More Good Times Ahead
High school graduation ceremonies are approaching us once again and, as is the case each spring, my mind drifts back to a time when I took part in my own event and how much things have changed since that year.
As a member of the Class of 1989 (the best class in history), I was probably among a small group of high school seniors who actually did not want to graduate. Perhaps it was the one area I was actually smart in so many years ago. You see, I knew how good things were and how good I had it at the time.
Despite teenage problems which we all thought were the end of the world at the time, when you are a high school senior (or student for that matter) you really have no worries. It was nothing to worry about on the level of being on your own in the real world anyway.
Around my sophomore year of high school I actually began counting down the days to graduation, not with joy, but with dread. I remember trying to put it in the back of mind and telling myself, “You’re just a sophomore. There’s no need to worry about it yet.”
Even when my junior year of high school began, I convinced myself that since my class still had another year to go, there was still no need for panic.
By the following summer, however, I knew graduation was just on the horizon and would be upon my class in the blink of an eye. Our last summer as a high school student had arrived. Our last football season was approaching. Our last everything would occur as that school year progressed.
By the time Christmas break arrived, I knew the inevitable was approaching. There was no stopping it, no delaying it, no applying for a fifth year of high school eligibility (a classmate and I actually joked about that a good bit.)
The night before we graduated, our small class held a cookout with our parents. After our meal and gathering we went to our school gym for a final walk-through for the following evening’s event. While others were having the time of their life, a classmate and I sat on the stage in our gym and talked about how the “good times were coming to an end.” No doubt others laughed at us for our attitude.
Graduation that year did arrive. The ceremony was held and I made it through. Yet, a year doesn’t go by that I don’t think about it and how that event was the starting point of the next chapter in my life.
Truth be told, childhood memories are often a funny thing. We remember what we want to remember. We make the good times into great ones and make the times we didn’t like disappear or, at the least, fade into the back of our minds.
I’m sure high school seniors who are part of the Class of 2011, at least some of them anyway, are feeling those same butterflies as my classmate and I did all those years ago. (Has it really been 21 years since it happened?)
Speaking from experience, I can tell them that more good times are ahead. I actually enjoyed the first couple years of college as much as high school and in many ways, even more so. For with graduation came a new found freedom of doing more on your own and beginning to carve out your identity in the world.

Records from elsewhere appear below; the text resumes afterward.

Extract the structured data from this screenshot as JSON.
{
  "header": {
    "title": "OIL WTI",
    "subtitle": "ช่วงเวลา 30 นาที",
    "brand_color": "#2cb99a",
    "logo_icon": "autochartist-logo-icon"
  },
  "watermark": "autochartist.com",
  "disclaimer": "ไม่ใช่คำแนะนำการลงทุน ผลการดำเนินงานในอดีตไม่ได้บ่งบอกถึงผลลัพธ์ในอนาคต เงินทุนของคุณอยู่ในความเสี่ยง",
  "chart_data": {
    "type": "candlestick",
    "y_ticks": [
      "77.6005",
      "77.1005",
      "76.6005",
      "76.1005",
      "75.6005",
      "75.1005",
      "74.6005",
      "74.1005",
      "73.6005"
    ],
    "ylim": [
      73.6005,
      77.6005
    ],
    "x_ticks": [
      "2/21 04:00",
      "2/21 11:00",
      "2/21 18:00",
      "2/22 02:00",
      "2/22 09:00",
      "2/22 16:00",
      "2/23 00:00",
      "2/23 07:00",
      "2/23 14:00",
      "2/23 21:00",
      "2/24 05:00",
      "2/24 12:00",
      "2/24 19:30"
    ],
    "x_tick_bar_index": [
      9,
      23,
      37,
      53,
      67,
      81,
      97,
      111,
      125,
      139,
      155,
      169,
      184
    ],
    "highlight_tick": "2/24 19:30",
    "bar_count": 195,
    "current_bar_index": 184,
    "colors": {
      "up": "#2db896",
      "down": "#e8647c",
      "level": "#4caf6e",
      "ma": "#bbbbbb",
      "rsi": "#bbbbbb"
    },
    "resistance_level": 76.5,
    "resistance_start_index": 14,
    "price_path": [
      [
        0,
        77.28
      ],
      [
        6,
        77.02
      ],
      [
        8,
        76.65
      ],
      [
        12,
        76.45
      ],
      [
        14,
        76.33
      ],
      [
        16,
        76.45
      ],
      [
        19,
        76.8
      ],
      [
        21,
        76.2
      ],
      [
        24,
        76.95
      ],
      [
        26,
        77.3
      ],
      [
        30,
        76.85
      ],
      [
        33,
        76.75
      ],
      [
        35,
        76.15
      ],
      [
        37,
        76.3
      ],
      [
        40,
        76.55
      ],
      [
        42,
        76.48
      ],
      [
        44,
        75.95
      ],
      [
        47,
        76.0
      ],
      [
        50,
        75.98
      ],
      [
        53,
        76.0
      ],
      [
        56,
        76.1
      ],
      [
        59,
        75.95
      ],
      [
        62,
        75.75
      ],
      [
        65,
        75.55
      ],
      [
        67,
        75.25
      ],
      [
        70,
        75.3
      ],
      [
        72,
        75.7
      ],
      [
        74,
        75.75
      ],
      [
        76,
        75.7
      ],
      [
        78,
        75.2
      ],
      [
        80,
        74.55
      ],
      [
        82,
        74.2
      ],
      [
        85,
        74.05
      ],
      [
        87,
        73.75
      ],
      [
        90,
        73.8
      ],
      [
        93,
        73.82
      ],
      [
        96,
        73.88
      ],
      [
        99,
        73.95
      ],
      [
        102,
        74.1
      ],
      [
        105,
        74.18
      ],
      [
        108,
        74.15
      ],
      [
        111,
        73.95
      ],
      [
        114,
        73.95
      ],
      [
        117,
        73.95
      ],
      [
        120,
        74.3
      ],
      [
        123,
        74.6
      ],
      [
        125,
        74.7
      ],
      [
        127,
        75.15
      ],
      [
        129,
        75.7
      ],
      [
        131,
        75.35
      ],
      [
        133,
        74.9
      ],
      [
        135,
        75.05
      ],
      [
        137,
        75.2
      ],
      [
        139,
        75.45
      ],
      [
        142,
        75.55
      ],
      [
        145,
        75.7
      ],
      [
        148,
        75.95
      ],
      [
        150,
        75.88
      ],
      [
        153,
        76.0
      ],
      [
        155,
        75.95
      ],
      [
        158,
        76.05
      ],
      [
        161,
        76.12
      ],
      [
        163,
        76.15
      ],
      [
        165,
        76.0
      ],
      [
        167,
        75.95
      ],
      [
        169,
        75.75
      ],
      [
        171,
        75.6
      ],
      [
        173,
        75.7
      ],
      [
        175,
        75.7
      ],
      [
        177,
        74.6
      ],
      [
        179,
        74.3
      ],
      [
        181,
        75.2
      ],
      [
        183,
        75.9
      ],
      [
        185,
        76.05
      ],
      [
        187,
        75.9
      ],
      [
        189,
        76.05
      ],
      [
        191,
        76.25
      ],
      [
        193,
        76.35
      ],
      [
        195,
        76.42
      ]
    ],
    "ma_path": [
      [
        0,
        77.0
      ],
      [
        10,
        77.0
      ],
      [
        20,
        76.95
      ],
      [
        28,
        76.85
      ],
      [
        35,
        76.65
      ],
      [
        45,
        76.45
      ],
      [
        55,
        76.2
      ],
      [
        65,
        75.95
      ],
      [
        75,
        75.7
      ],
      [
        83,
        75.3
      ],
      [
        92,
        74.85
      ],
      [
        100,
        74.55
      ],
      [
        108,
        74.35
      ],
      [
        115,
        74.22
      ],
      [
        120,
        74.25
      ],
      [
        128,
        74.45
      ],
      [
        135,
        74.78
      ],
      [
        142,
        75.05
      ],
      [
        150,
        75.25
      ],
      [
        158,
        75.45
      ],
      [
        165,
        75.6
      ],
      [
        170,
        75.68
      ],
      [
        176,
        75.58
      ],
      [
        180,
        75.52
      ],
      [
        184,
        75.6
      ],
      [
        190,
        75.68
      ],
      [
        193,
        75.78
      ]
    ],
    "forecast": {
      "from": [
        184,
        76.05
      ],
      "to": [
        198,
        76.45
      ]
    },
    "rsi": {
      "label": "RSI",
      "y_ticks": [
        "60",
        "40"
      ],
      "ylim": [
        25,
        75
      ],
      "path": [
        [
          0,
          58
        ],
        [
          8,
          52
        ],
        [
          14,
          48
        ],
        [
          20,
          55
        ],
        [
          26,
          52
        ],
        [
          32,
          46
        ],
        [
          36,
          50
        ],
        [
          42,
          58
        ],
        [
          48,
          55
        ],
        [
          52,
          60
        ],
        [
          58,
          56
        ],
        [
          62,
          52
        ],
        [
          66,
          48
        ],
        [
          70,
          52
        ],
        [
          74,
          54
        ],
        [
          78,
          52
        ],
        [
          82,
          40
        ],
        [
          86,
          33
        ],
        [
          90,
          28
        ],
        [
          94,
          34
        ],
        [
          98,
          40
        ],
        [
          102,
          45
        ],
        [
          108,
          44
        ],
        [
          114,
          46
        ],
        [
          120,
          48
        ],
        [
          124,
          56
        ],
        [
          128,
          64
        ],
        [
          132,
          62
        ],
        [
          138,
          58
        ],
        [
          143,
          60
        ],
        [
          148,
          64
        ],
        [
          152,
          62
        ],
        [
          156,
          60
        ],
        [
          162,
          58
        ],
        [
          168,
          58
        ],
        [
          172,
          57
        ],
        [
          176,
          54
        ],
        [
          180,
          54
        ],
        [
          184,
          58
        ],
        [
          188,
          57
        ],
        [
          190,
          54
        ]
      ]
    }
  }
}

There are many more milestones to reach once high school is over. Leaving behind what you’ve always known is never easy. However, opening new doors can also be rewarding and offer a new collection of memories which can be just as rewarding, if not more so. Time will prove I’m right to the seniors in the Class of 2011, but it will be something they have to learn for themselves.
The high school door may be closing for some, but there are literally hundreds more to be opened.